Planes jetting between Singapore and China next week will be carrying some of the first passengers of the two nations’ “Covid-19 travel “bubble", Voice of America reports.
Before then flights linked to China were starting to become a political matter, as the nation took issue with places from the United States to Vietnam for canceling travel in the wake of the virus emergency.
Passengers have to be sponsored by a government agency or a company and were able to start applying for the “fast lane” for essential travel on Monday, according to Singapore’s trade and foreign ministries. Approval means residents can travel between China and Singapore without a quarantine if they test negative for the virus and follow other rules.
The joint decision by China and Singapore to allow some travel also eases up on virus-related limits. “It will be a long while before life returns to near normal, but we are beginning to see some light,” the Singapore Minister of Transport Khaw Boon Wan said of the plan to increase flights, via a Facebook post. “However, recreational travel will have to take a back seat for now.”
The limited flights are mostly meant for business and official travel. With the coronavirus spreading around the world from the start of the year, international travel has plummeted to near oblivion. However some nations that were able to curb the spread have struck agreements with their neighbors to form a “bubble” of limited travel without a quarantine, because of the lower risk of each other’s citizens passing on the virus. Denmark and Norway have done that, for instance, as have Australia and New Zealand. Singapore, along with South Korea and Canada, are working with the latter two nations on opening up to further travel as well.

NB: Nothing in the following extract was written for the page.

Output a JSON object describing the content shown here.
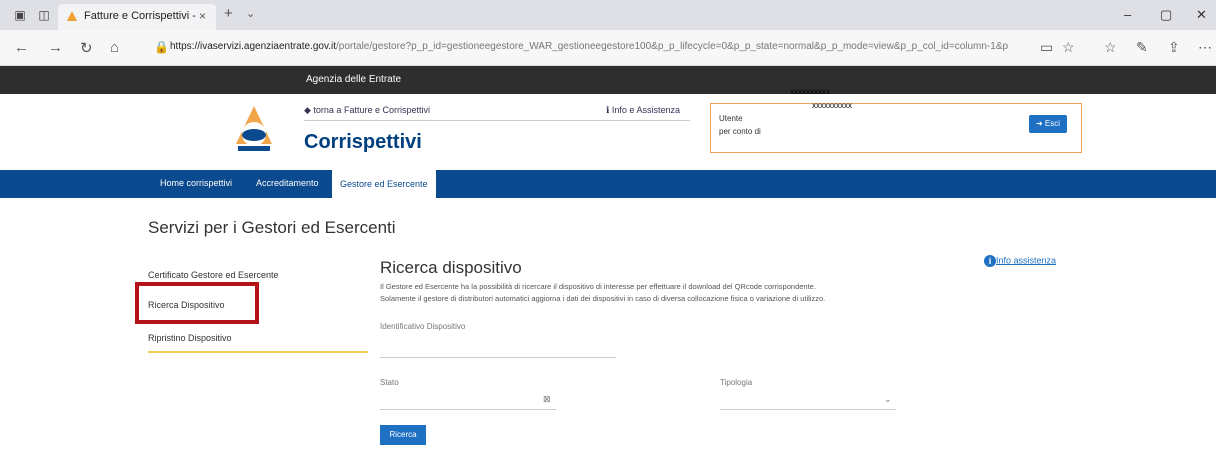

The fast lane will allow for essential travel between Singapore and six cities in China: Shanghai, Guangdong, Tianjin, Chongqing, Jiangsu and Zhejiang. That could help facilitate business for companies such as LabMed, which produces personal and protective medical equipment in China and sends it to Singapore to be distributed to the rest of the world. The company has contracted out to GEODIS to handle logistics, a sector that has become more complicated with Covid-19.